Liquidity the key amidst structural change in Europe

Guy Barnard

Guy Barnard has been Co-Head of Global Property Equities at Janus Henderson Investors since 2014. He is also a Portfolio Manager responsible for managing the Global Real Estate Equity and Global Property Equity strategies. Guy joined Henderson in 2006 as an analyst and became a fund manager in 2008 and deputy head of Global Property Equities in 2012. Before Henderson, he worked for UBS in financial control.

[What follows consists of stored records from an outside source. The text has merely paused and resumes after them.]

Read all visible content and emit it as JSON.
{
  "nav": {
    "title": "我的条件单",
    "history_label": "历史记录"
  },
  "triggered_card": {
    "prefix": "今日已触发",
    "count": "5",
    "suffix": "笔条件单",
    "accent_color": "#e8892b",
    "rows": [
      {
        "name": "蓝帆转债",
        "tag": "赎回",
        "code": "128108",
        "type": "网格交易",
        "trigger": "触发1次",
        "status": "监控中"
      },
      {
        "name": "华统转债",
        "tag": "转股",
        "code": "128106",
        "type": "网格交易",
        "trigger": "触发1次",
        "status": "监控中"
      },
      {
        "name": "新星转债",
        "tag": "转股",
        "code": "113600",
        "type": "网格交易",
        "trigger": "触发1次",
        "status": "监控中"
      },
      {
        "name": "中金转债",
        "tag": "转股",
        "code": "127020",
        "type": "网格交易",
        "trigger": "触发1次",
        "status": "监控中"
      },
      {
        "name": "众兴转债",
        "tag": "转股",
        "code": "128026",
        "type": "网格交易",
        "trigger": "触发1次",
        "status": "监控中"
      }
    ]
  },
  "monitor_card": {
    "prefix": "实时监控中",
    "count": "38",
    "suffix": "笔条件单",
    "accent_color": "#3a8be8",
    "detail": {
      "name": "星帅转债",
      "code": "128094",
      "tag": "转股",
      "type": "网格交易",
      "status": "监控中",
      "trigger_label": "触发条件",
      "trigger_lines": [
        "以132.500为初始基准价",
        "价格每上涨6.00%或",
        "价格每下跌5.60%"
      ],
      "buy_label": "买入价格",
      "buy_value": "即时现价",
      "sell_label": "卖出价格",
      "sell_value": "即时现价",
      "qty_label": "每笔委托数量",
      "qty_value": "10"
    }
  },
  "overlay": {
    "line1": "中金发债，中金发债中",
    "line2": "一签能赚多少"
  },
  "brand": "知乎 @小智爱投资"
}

“I believe in active management,” says Guy Barnard, Co-Head of Global Property Equities at Janus Henderson. “Listed real estate (LRE) is an asset class in which active managers should be able to beat passive strategies.”
This may sound like the mantra of a real estate fund manager’s marketing team, but for Barnard, who has managed two global property equities funds and a European-focused fund for more than a decade, there is far more to this than sceptics might believe.
His strategy has nothing to do with timing the market or other worldly instincts that dictate game-changing investment calls. Instead, he and his team of eight take advantage of the liquidity provided by LRE to access portions of the property world that are responding to structural change faster and with greater focus than direct and passive investors.
Arguably, following months of COVID-19 lockdown across Europe, how investors and industries respond to change has never been more important. “There were a number of major trends, such as home working and e-commerce, that were already underway. The virus has accelerated these to an extent that nobody could realistically have predicted.”
But this is not a problem for the veteran investor. It may change the asset or the sector makeup of his funds, but the strategy remains the same. “As a team, we strive to be forward-looking,” explains Barnard. “We consider how people live, work and spend time today, how that might change in the future and what that means for the long-term attractiveness and demand for different assets.”
A focus on structural changes to the property market has certainly paid off so far. Barnard credits “structural tailwinds” for the outperformance of both of his funds across all significant time horizons.
And it is ready-access to these areas of the market that is the key to Barnard’s outperformance. “Investing only in listed property is an enormous advantage, and I can’t see why it isn’t more widely acknowledged. We can very quickly access niche areas of the market that present great opportunities for income and growth without having to own and operate physical assets. This level of agility is enormously important for us.”
For a study in the importance of agility, investors need look no further than how the sector allocation in Barnard’s funds has changed over the past decade. In particular, the difference between his allocation following the global financial crisis (GFC) and the coronavirus crisis highlights the stark nature of how different crises can create entirely different opportunities.
“Ten years ago, half of my funds were retail real estate,” says Barnard. “This was shortly after the GFC, which was disruptive in terms of creating uncertainty but didn’t actually change how the market was structured. There was a cyclical office market, retail was stable, and a balance of the two smoothed returns over time.”
“COVID-19 has had the same panic effect but is actually a very different crisis. Real estate businesses are, generally, far stronger financially this time; but the virus has forced us to live in a different way, and the aftermath might result in a significant change that asset owners and operators will have to adapt to. Rather than behaving a little differently in the same paradigm, asset owners and operators may have to completely reassess how the sector works for and serves its people.”
Barnard is quick to stress that this is not the end of office and retail. Instead, a transitional period in these sectors could well see quality companies flourish while others fall by the wayside. This presents great opportunities for an active fund manager, as long as the right companies can be found.
Fortunately, this is easier in European listed real estate than in broader equities, for example. “We have the ability to get to know a smaller number of companies in greater detail, and this is a big advantage. Generalist investors get to know a little about lots of companies and then try and make sector or thematic calls. In a world where governments and central banks are behaving unusually, this is hard to do well.”
Instead, Barnard and his team get to know their market well and find, increasingly, that real estate owners are asset operators; the passive approach to managing property is gone. “As a result, we look for people or businesses who have an open dialogue with their current and potential tenants and can react to the changing needs of the client. We look to invest in people who are reacting to structural change in a positive way, which mirrors our own investment outlook.”
For a manager who has found success moulding his portfolios to take advantage of change, the current economic upheaval at the hands of the coronavirus could well spell an even longer period of outperformance for his funds. He just needs to find some owner-operators that are prepared to tack with the changing of the wind.